Recently, we talked about some of the problems that plagued Apple’s wireless charger
, the AirPower, and why it didn’t show up during the reveal of the latest iPhones earlier this month. It turns out Apple itself was hoping to release it alongside its new smartphones but decided not to close to the launch.
As Apple customers over the world have started receiving their brand-new iPhone XS
and XS Max
, some noticed something peculiar in the paper manual that comes in the box. Users on Twitter have shared pictures of the user guides from both the iPhone XS
and the XS Max and the part about the phone’s charging says this:
“Place iPhone with screen facing up on AirPower or a Qi-certified wireless charger. You can also use the Lightning connector to charge iPhone and connect accessories.”
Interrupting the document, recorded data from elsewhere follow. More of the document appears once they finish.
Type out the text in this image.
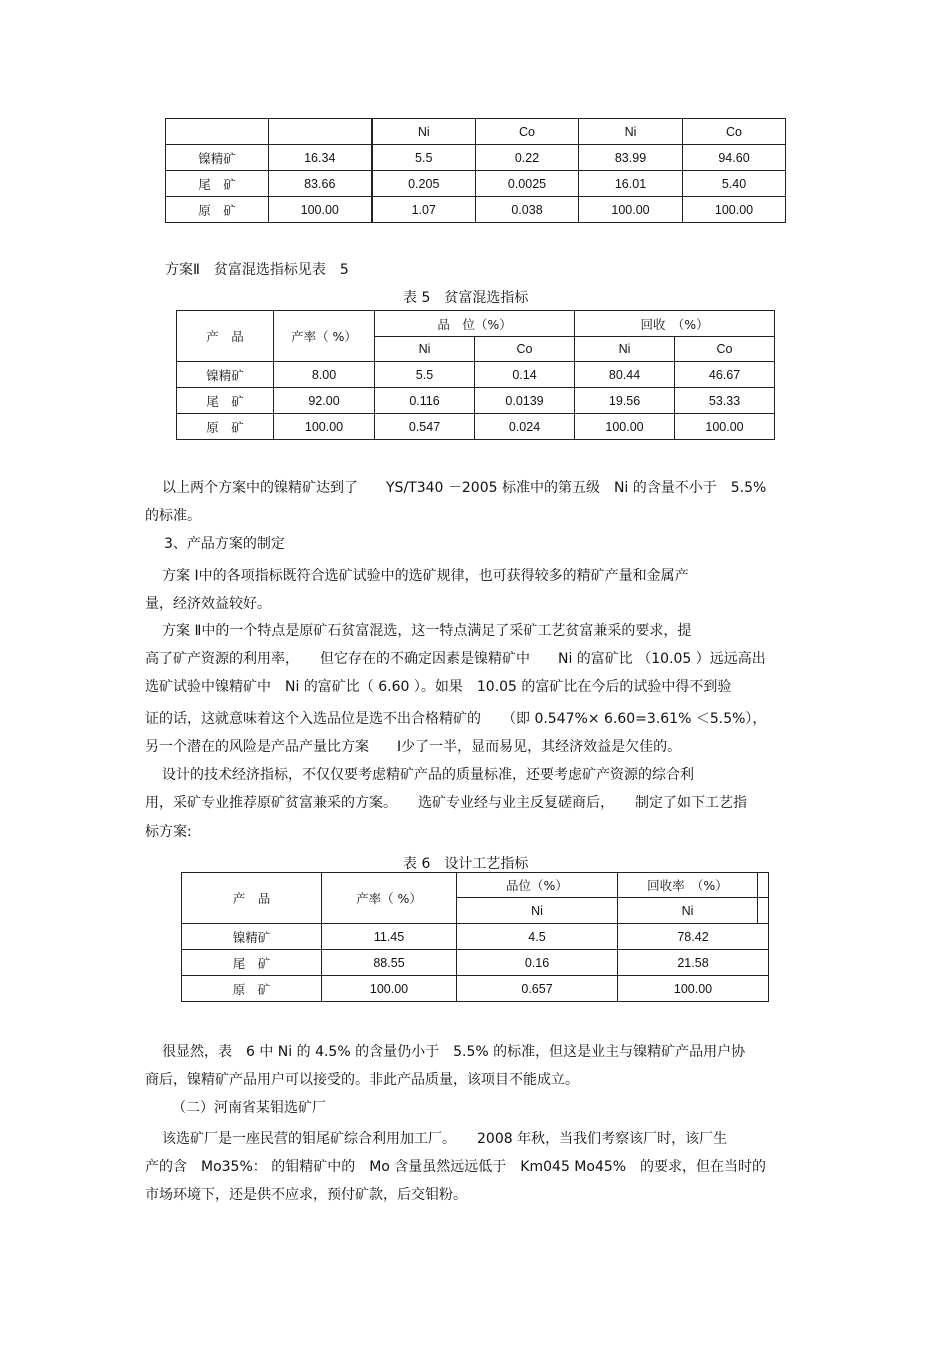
		Ni	Co	Ni	Co
镍精矿	16.34	5.5	0.22	83.99	94.60
尾　矿	83.66	0.205	0.0025	16.01	5.40
原　矿	100.00	1.07	0.038	100.00	100.00
方案Ⅱ　贫富混选指标见表　5
表 5　贫富混选指标
产　品	产率（ %）	品　位（%）		回收　（%）	
		Ni	Co	Ni	Co
镍精矿	8.00	5.5	0.14	80.44	46.67
尾　矿	92.00	0.116	0.0139	19.56	53.33
原　矿	100.00	0.547	0.024	100.00	100.00
以上两个方案中的镍精矿达到了　　YS/T340 －2005 标准中的第五级　Ni 的含量不小于　5.5%
的标准。
3、产品方案的制定
方案 Ⅰ中的各项指标既符合选矿试验中的选矿规律，也可获得较多的精矿产量和金属产
量，经济效益较好。
方案 Ⅱ中的一个特点是原矿石贫富混选，这一特点满足了采矿工艺贫富兼采的要求，提
高了矿产资源的利用率，　　但它存在的不确定因素是镍精矿中　　Ni 的富矿比 （10.05 ）远远高出
选矿试验中镍精矿中　Ni 的富矿比（ 6.60 ）。如果　10.05 的富矿比在今后的试验中得不到验
证的话，这就意味着这个入选品位是选不出合格精矿的　　（即 0.547%× 6.60=3.61% ＜5.5%），
另一个潜在的风险是产品产量比方案　　Ⅰ少了一半，显而易见，其经济效益是欠佳的。
设计的技术经济指标，不仅仅要考虑精矿产品的质量标准，还要考虑矿产资源的综合利
用，采矿专业推荐原矿贫富兼采的方案。　　选矿专业经与业主反复磋商后，　　制定了如下工艺指
标方案:
表 6　设计工艺指标
产　品	产率（ %）	品位（%）	回收率　（%）	
		Ni	Ni	
镍精矿	11.45	4.5	78.42	
尾　矿	88.55	0.16	21.58	
原　矿	100.00	0.657	100.00	
很显然，表　6 中 Ni 的 4.5% 的含量仍小于　5.5% 的标准，但这是业主与镍精矿产品用户协
商后，镍精矿产品用户可以接受的。非此产品质量，该项目不能成立。
（二）河南省某钼选矿厂
该选矿厂是一座民营的钼尾矿综合利用加工厂。　　2008 年秋，当我们考察该厂时，该厂生
产的含　Mo35%： 的钼精矿中的　Mo 含量虽然远远低于　Km045 Mo45%　的要求，但在当时的
市场环境下，还是供不应求，预付矿款，后交钼粉。
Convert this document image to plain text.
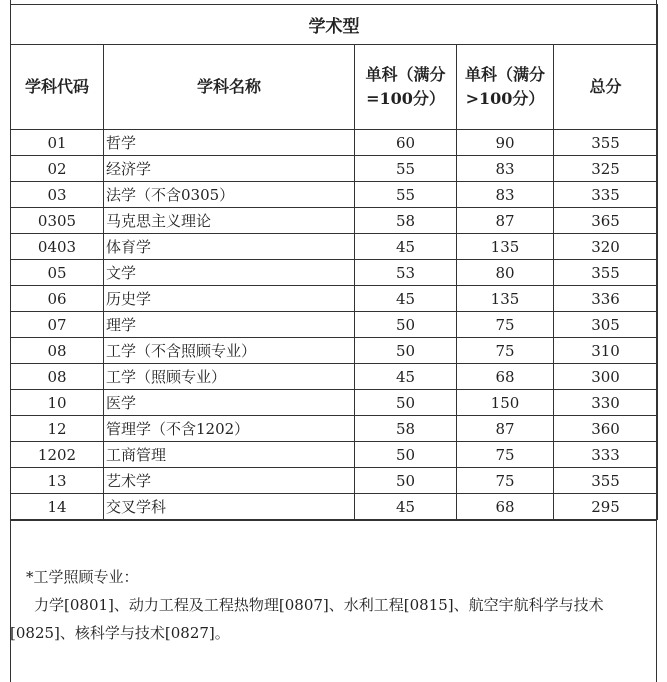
学术型				
学科代码	学科名称	单科（满分=100分）	单科（满分>100分）	总分
01	哲学	60	90	355
02	经济学	55	83	325
03	法学（不含0305）	55	83	335
0305	马克思主义理论	58	87	365
0403	体育学	45	135	320
05	文学	53	80	355
06	历史学	45	135	336
07	理学	50	75	305
08	工学（不含照顾专业）	50	75	310
08	工学（照顾专业）	45	68	300
10	医学	50	150	330
12	管理学（不含1202）	58	87	360
1202	工商管理	50	75	333
13	艺术学	50	75	355
14	交叉学科	45	68	295
*工学照顾专业：
力学[0801]、动力工程及工程热物理[0807]、水利工程[0815]、航空宇航科学与技术[0825]、核科学与技术[0827]。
The photo tweeted by Gavin Stephens @ccgavind
This shows not only that Apple meant for AirPower to already be out by the time customers received their Smartphones, but also that Apple was envisioning wireless charging
as the preferred method for charging the new devices. The wording makes charging with a cable sound like some outdated method: “Sure, you can also charge it with a cable, if you’re that
type of person.” Considering the new iPhones still don’t come with a fast charging power brick in the box, Apple was probably hoping that when customers look for a fast charger, they’ll get the AirPower, so they can charge their phones the way the manual suggests (even though it would have undoubtedly been more expensive than the wired fast charger the company sells).
The decision to cancel the AirPower’s announcement could have come earlier than one might think. We should keep in mind that for Apple to be able to ship new iPhones to customers worldwide, the devices must have been packaged and sent out from the factory weeks in advance. At the time the manuals were printed, AirPower was likely still on schedule, or Apple thought it will manage to solve the problems before September.
Apple has been suspiciously quiet about its AirPower, but that's just its standard practice for unreleased products.